Monday, February 15, 2010

How Market Harborough got a new swimming pool

If you visit Market Harborough's leisure centre, whether to use the gym, hear Spencer Davis or have a swim, you may be disconcerted by an inscribed block that stands outside it. Although the centre is clearly a recent building (in fact it dates from 1991), that inscription reads:

MARKET HARBOROUGH
URBAN DISTRICT COUNCIL
THESE PUBLIC BATHS
WERE OPENED BY
J.W. LOGAN ESQ. M.P.
OCTOBER 1ST. 1896

The explanation is that the block came from the town's original swimming baths, which stood in the Northampton Road. The site is now occupied by a block of retirement flats called Marshall Court.

Mr Logan is, of course, one of the heroes of this blog. The history page on the Market Harborough Swimming Club site records that he donated £1000 towards the cost of those original baths.

It adds, a little churlishly: "no doubt set against his Parliamentary expenses". But that is nonsense, because MPs were not paid a salary until 1911 and Logan was one of many MPs who used their personal wealth to provide facilities in their constituencies. In his case this was, of course, an expression of his Liberal philanthropy and by no means an attempt to buy votes.

I learned to swim in these original baths at evening classes in the 1970s. On the way home I had a spring roll and chips from Frank Taylor's chippy (a shop now occupied by Duncan Murray Wines) and the air was prickly with the smell of soup powder from Symington's factory - probably from the modern block, also in Northampton Road, which has since been demolished.

By the time I was elected to the council in 1986, the baths were even more shabby. But the swimming club were not fools. Because they invited me, as a new councillor, to present the prizes at their junior swimming gala. If I remember rightly, this event took place the day after the close of the Liberal Assembly in Eastbourne, so I had been up selling Liberator songbooks until the small hours of that morning.

It turned out that, though there were a lot of races, the club did not have many members.

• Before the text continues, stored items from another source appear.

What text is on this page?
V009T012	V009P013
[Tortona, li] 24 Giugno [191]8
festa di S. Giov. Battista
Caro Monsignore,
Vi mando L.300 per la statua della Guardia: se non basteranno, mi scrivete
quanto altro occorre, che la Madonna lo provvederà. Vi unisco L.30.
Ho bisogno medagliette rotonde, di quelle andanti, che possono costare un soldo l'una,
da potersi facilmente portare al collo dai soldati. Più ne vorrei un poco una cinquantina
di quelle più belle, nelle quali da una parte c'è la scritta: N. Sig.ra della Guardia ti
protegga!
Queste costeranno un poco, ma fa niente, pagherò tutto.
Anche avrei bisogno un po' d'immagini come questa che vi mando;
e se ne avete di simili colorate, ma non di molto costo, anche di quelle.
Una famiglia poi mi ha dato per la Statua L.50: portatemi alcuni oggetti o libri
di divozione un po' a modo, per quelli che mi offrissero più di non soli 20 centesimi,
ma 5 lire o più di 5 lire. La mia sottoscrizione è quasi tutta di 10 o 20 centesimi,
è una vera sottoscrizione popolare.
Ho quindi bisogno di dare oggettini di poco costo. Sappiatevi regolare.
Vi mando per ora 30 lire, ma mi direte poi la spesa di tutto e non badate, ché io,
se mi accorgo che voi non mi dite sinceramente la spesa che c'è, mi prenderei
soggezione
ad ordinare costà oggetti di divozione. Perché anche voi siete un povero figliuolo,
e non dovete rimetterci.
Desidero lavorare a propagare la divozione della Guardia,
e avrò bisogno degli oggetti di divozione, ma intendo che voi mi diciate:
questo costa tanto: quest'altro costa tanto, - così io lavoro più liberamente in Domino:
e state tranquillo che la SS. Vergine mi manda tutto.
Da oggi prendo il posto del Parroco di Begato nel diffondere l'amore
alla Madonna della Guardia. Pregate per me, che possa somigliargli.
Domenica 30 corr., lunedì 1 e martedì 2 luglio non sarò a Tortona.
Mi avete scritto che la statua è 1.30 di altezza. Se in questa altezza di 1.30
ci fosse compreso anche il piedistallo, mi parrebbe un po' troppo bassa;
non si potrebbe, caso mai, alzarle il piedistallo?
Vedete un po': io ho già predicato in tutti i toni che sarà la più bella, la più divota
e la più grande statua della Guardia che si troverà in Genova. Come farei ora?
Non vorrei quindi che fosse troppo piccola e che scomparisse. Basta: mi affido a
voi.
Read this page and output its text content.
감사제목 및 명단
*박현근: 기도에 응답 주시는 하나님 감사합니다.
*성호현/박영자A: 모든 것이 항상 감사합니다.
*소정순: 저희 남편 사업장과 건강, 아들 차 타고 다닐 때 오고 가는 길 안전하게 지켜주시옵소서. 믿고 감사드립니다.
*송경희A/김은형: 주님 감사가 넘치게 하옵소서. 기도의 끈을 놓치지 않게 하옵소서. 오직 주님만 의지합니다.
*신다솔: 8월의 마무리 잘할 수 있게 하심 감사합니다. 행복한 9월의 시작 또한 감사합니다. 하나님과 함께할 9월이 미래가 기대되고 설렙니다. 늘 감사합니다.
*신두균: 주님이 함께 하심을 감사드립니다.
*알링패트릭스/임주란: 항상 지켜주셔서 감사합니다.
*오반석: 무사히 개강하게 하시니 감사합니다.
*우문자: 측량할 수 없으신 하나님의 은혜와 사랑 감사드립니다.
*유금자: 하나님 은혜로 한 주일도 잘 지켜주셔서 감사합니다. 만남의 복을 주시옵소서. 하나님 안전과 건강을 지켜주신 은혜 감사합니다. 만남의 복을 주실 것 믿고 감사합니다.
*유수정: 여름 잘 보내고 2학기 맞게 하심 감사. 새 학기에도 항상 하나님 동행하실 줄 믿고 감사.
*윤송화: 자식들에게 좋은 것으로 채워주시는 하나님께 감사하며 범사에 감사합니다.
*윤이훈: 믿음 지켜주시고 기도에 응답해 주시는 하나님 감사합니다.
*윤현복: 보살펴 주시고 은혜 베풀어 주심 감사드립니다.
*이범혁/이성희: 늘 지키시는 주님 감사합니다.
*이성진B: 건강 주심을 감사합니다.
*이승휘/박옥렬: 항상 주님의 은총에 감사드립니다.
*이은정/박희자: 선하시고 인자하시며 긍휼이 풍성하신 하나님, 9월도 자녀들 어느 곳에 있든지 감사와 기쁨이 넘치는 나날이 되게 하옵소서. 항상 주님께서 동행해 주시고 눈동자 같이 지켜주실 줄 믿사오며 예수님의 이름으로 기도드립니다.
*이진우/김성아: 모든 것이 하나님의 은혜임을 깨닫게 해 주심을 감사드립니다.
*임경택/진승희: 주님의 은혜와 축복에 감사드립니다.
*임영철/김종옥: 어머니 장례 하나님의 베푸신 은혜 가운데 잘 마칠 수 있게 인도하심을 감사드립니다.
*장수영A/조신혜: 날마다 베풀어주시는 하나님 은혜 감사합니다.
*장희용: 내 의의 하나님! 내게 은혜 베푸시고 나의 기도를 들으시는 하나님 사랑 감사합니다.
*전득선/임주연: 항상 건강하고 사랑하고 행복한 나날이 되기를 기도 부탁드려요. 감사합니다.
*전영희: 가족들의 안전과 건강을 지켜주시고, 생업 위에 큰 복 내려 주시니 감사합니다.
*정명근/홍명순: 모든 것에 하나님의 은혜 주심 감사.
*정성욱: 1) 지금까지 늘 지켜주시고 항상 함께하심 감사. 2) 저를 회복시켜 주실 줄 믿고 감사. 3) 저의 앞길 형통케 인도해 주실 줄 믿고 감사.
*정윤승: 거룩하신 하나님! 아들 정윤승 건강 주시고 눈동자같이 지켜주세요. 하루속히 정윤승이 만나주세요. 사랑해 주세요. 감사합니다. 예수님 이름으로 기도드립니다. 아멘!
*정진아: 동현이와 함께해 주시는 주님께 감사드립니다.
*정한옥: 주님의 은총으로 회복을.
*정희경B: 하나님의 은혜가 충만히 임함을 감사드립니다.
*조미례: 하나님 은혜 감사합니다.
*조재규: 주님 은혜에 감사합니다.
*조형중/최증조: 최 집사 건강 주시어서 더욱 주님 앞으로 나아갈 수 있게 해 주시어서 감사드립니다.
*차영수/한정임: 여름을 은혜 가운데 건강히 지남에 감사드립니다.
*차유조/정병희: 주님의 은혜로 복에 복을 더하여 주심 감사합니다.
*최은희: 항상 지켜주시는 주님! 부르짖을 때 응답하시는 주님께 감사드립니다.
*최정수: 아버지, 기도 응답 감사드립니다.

The result was that the same damp and increasingly tired children came up each time to collect their prizes.

As guest of honour, I was given a seat by the side of the pool. The trouble was that the surround was not that wide, so I was sitting very near the edge. This did not matter when a backstroke or breaststroke race went past, but when it was the butterfly of the crawl I was soaked by the spray. And I had put a suit and tie on for the event.

By the end of the gala I was very open to the club's argument that the club and the town needed a new pool. In fact I later seconded the motion that got it built.

But seriously folks, the town's Liberals had long backed a new leisure centre, and doing the deals (special expenses for the town, a fund for leisure provision in the other parts of the district) that made this possible is one of the things I am most proud of from my time as a councillor.

I also remember that I rang up the officers to suggest we should save the dedication stone from the old baths and set it up outside the new leisure centre, but I think they had already had that idea themselves.

2 comments:

Anonymous said...

My Father used to swim there in the thirties when the entrance fee reduced as the week progressed and the water got more filthy.

DC said...

Can that be true? I remember it being said of the (still just-about-open) Moseley Road Baths in Birmingham that the original difference between the first-class and second-class swimming baths was not so much the decor but more the fact that the water from the former was decanted into the latter after one week's use!